Hi,
I have done some experiments on multi-gpu training, and I feel a bit confused about the relationship between gpu status and training speed.
My original expectation was the slowest GPU would be the bottleneck for training speed, since local parameters need to sync in each step. But my experiment result proves I was wrong. Anyone can explain why the busiest GPU doesn’t slow down training speed as expected?
I’m using all_reduce to sync parameters:
for param in model.parameters():
if param.requires_grad and param.grad is not None:
torch.distributed.all_reduce(param.grad.data,
op=torch.distributed.ReduceOp.SUM)
I measured GPU-Util, and my guess is higher GPU-Util means the GPU is busier and should be slower for training same size of batches.
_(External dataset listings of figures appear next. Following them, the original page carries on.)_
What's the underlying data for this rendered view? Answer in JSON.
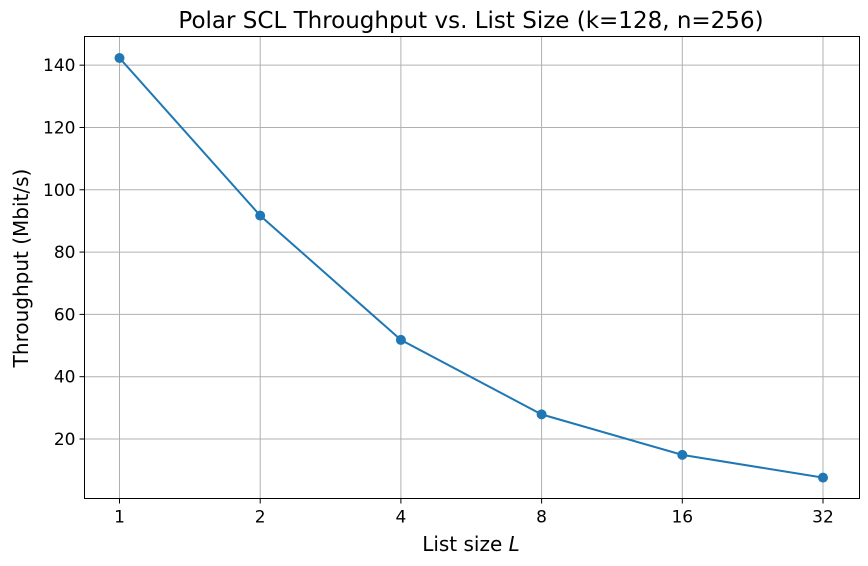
{
  "chart_data": {
    "type": "line",
    "title": "Polar SCL Throughput vs. List Size (k=128, n=256)",
    "xlabel_text": "List size ",
    "xlabel_var": "L",
    "ylabel": "Throughput (Mbit/s)",
    "x_scale": "log2",
    "x": [
      1,
      2,
      4,
      8,
      16,
      32
    ],
    "x_tick_labels": [
      "1",
      "2",
      "4",
      "8",
      "16",
      "32"
    ],
    "y_ticks": [
      20,
      40,
      60,
      80,
      100,
      120,
      140
    ],
    "ylim": [
      0.9,
      149.2
    ],
    "grid": true,
    "series": [
      {
        "values": [
          142.3,
          91.7,
          51.8,
          27.9,
          14.9,
          7.6
        ],
        "color": "#1f77b4",
        "marker": "circle"
      }
    ]
  }
}
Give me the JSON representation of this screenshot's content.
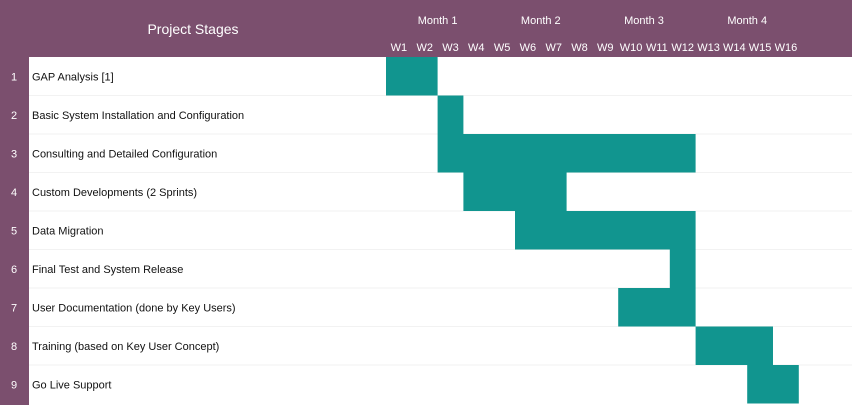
{
  "header": {
    "stages_title": "Project Stages",
    "months": [
      "Month 1",
      "Month 2",
      "Month 3",
      "Month 4"
    ],
    "weeks": [
      "W1",
      "W2",
      "W3",
      "W4",
      "W5",
      "W6",
      "W7",
      "W8",
      "W9",
      "W10",
      "W11",
      "W12",
      "W13",
      "W14",
      "W15",
      "W16"
    ]
  },
  "colors": {
    "header_bg": "#7b4f6e",
    "bar": "#11958f",
    "number_col_bg": "#7b4f6e",
    "divider": "#e6e6e6"
  },
  "chart_data": {
    "type": "gantt",
    "title": "Project Stages",
    "tasks": [
      {
        "number": "1",
        "name": "GAP Analysis [1]",
        "start_week": 1,
        "end_week": 2
      },
      {
        "number": "2",
        "name": "Basic System Installation and Configuration",
        "start_week": 3,
        "end_week": 3
      },
      {
        "number": "3",
        "name": "Consulting and Detailed Configuration",
        "start_week": 3,
        "end_week": 12
      },
      {
        "number": "4",
        "name": "Custom Developments (2 Sprints)",
        "start_week": 4,
        "end_week": 7
      },
      {
        "number": "5",
        "name": "Data Migration",
        "start_week": 6,
        "end_week": 12
      },
      {
        "number": "6",
        "name": "Final Test and System Release",
        "start_week": 12,
        "end_week": 12
      },
      {
        "number": "7",
        "name": "User Documentation (done by Key Users)",
        "start_week": 10,
        "end_week": 12
      },
      {
        "number": "8",
        "name": "Training (based on Key User Concept)",
        "start_week": 13,
        "end_week": 15
      },
      {
        "number": "9",
        "name": "Go Live Support",
        "start_week": 15,
        "end_week": 16
      }
    ]
  }
}
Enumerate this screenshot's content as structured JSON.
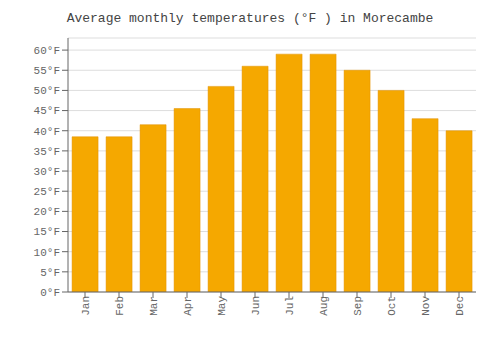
{
  "chart_data": {
    "type": "bar",
    "title": "Average monthly temperatures (°F ) in Morecambe",
    "categories": [
      "Jan",
      "Feb",
      "Mar",
      "Apr",
      "May",
      "Jun",
      "Jul",
      "Aug",
      "Sep",
      "Oct",
      "Nov",
      "Dec"
    ],
    "values": [
      38.5,
      38.5,
      41.5,
      45.5,
      51.0,
      56.0,
      59.0,
      59.0,
      55.0,
      50.0,
      43.0,
      40.0
    ],
    "color": "#F5A800",
    "ylim": [
      0,
      63
    ],
    "yticks": [
      {
        "value": 0,
        "label": "0°F"
      },
      {
        "value": 5,
        "label": "5°F"
      },
      {
        "value": 10,
        "label": "10°F"
      },
      {
        "value": 15,
        "label": "15°F"
      },
      {
        "value": 20,
        "label": "20°F"
      },
      {
        "value": 25,
        "label": "25°F"
      },
      {
        "value": 30,
        "label": "30°F"
      },
      {
        "value": 35,
        "label": "35°F"
      },
      {
        "value": 40,
        "label": "40°F"
      },
      {
        "value": 45,
        "label": "45°F"
      },
      {
        "value": 50,
        "label": "50°F"
      },
      {
        "value": 55,
        "label": "55°F"
      },
      {
        "value": 60,
        "label": "60°F"
      }
    ],
    "grid": true
  }
}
More experiment result for training the same dataset:
test 1: 4 GPU with about 95% GPU-Util - training time is 35 sec
test 2: 2 GPU with 0% GPU-Util, 2 GPU with 90% GPU-Util - training time is 18 sec
test 3: 3 GPU with 0% GPU-Util, 1 GPU with 97% GPU-Util - training time is 15 sec
test 4: 4 GPU with about 0% GPU-Util - training time is 10 sec
If the slowest GPU was the bottleneck, then training time of test 2 and test 3 should be similar as test 1. But how to understand this result?
Please also let me know if you notice any mistake in my experiment.
Thanks.